Stress is linked to many disease and periodontal disease is also on that list. Stress makes it more difficult for the body to fight infections and therefore increases the risk for developing inflammatory diseases, like periodontal disease.
Some of the oral contraceptives, anti-depressants, heart meds, and certain other drugs, can effect your oral health. Your periodontal & dentist should be informed of the drugs you are taking at all times. Some drugs like Statins will also contribute to deplete the body of certain minerals and vitamins and your Oral Systemic practices can help you evaluate those needs too.
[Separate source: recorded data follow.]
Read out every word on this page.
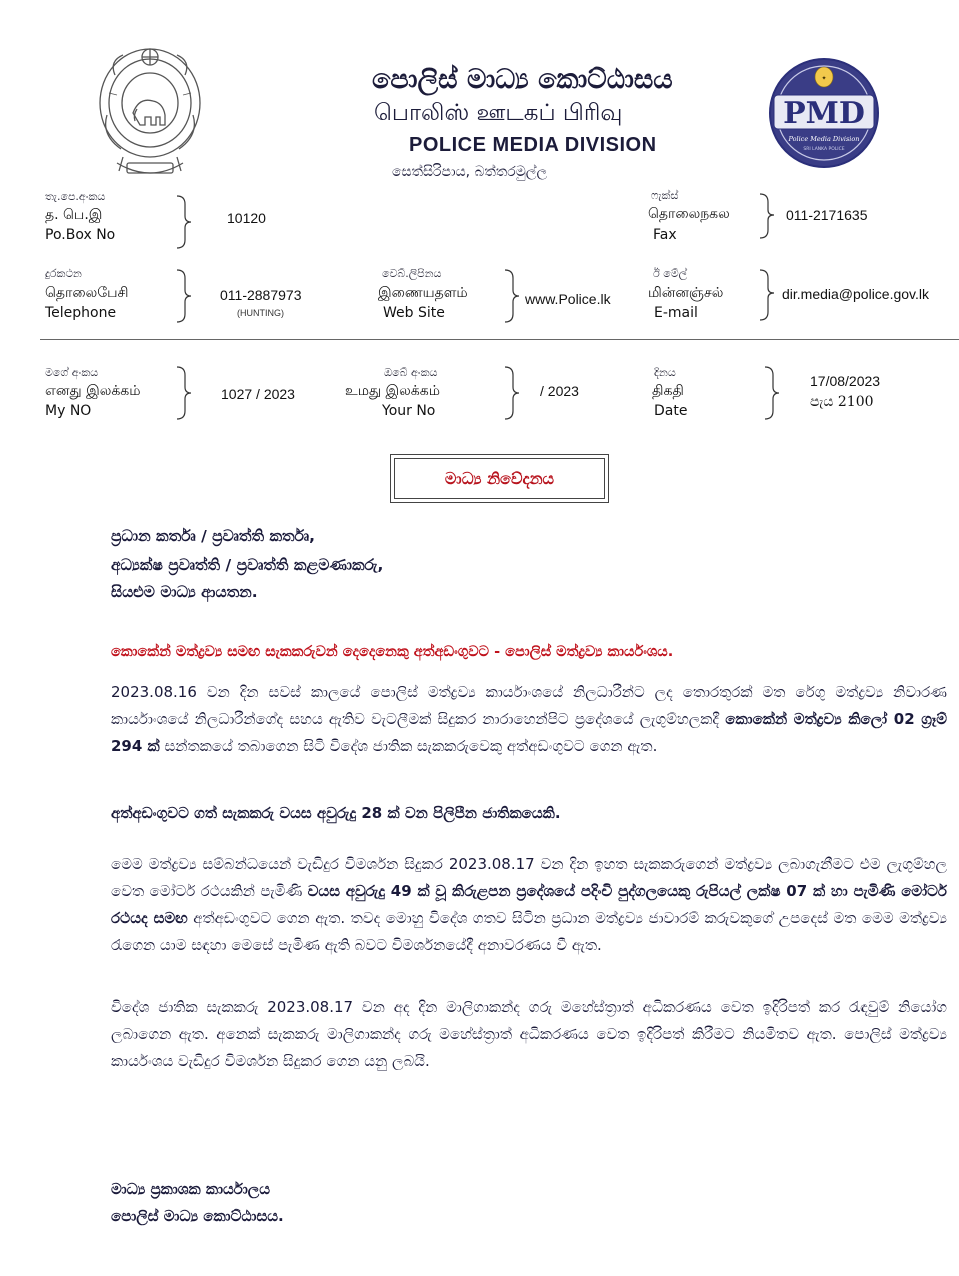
පොලිස් මාධ්‍ය කොට්ඨාසය
பொலிஸ் ஊடகப் பிரிவு
POLICE MEDIA DIVISION
සෙත්සිරිපාය, බත්තරමුල්ල
✦
PMD
Police Media Division
SRI LANKA POLICE
තැ.පෙ.අංකය
த. பெ.இ
Po.Box No
10120
ෆැක්ස්
தொலைநகல
Fax
011-2171635
දුරකථන
தொலைபேசி
Telephone
011-2887973
(HUNTING)
වෙබ්.ලිපිනය
இணையதளம்
Web Site
www.Police.lk
ඊ මේල්
மின்னஞ்சல்
E-mail
dir.media@police.gov.lk
මගේ අංකය
எனது இலக்கம்
My NO
1027 / 2023
ඔබේ අංකය
உமது இலக்கம்
Your No
/ 2023
දිනය
திகதி
Date
17/08/2023
පැය 2100
මාධ්‍ය නිවේදනය
ප්‍රධාන කර්තෘ / ප්‍රවෘත්ති කර්තෘ,
අධ්‍යක්ෂ ප්‍රවෘත්ති / ප්‍රවෘත්ති කළමණාකරු,
සියළුම මාධ්‍ය ආයතන.
කොකේන් මත්ද්‍රව්‍ය සමඟ සැකකරුවන් දෙදෙනෙකු අත්අඩංගුවට - පොලිස් මත්ද්‍රව්‍ය කාර්යංශය.
2023.08.16 වන දින සවස් කාලයේ පොලිස් මත්ද්‍රව්‍ය කාර්යාංශයේ නිලධාරීන්ට ලද තොරතුරක් මත රේගු මත්ද්‍රව්‍ය නිවාරණ කාර්යාංශයේ නිලධාරීන්ගේද සහය ඇතිව වැටලීමක් සිදුකර නාරාහෙන්පිට ප්‍රදේශයේ ලැගුම්හලකදී කොකේන් මත්ද්‍රව්‍ය කිලෝ 02 ග්‍රෑම් 294 ක් සන්තකයේ තබාගෙන සිටි විදේශ ජාතික සැකකරුවෙකු අත්අඩංගුවට ගෙන ඇත.
අත්අඩංගුවට ගත් සැකකරු වයස අවුරුදු 28 ක් වන පිලිපීන ජාතිකයෙකි.
මෙම මත්ද්‍රව්‍ය සම්බන්ධයෙන් වැඩිදුර විමර්ශන සිදුකර 2023.08.17 වන දින ඉහත සැකකරුගෙන් මත්ද්‍රව්‍ය ලබාගැනීමට එම ලැගුම්හල වෙත මෝටර් රථයකින් පැමිණි වයස අවුරුදු 49 ක් වූ කිරුළපන ප්‍රදේශයේ පදිංචි පුද්ගලයෙකු රුපියල් ලක්ෂ 07 ක් හා පැමිණි මෝටර් රථයද සමඟ අත්අඩංගුවට ගෙන ඇත. තවද මොහු විදේශ ගතව සිටින ප්‍රධාන මත්ද්‍රව්‍ය ජාවාරම් කරුවකුගේ උපදෙස් මත මෙම මත්ද්‍රව්‍ය රැගෙන යාම සඳහා මෙසේ පැමිණ ඇති බවට විමර්ශනයේදී අනාවරණය වී ඇත.
විදේශ ජාතික සැකකරු 2023.08.17 වන අද දින මාලිගාකන්ද ගරු මහේස්ත්‍රාත් අධිකරණය වෙත ඉදිරිපත් කර රැඳවුම් නියෝග ලබාගෙන ඇත. අනෙක් සැකකරු මාලිගාකන්ද ගරු මහේස්ත්‍රාත් අධිකරණය වෙත ඉදිරිපත් කිරීමට නියමිතව ඇත. පොලිස් මත්ද්‍රව්‍ය කාර්යංශය වැඩිදුර විමර්ශන සිදුකර ගෙන යනු ලබයි.
මාධ්‍ය ප්‍රකාශක කාර්යාලය
පොලිස් මාධ්‍ය කොට්ඨාසය.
If you suffer from any inflammatory diseases like heart disease, high blood pressure, diabetes, then you are at high risk for developing gum disease. These systemic disease when not controlled can contribute to the development of periodontal disease because they make it harder for your body to fight off infection and inflammation.
Restorative Dental Work
Fillings can leak & break, so can crowns and bridges. If you have numerous areas in your mouth that have had a lot of dental work, you could be at risk for periodontal disease. Those areas can be difficult to clean around and can be a harbor for bacteria to form. Without proper home care and dental visits, these bacteria multiply and cause periodontal disease to start.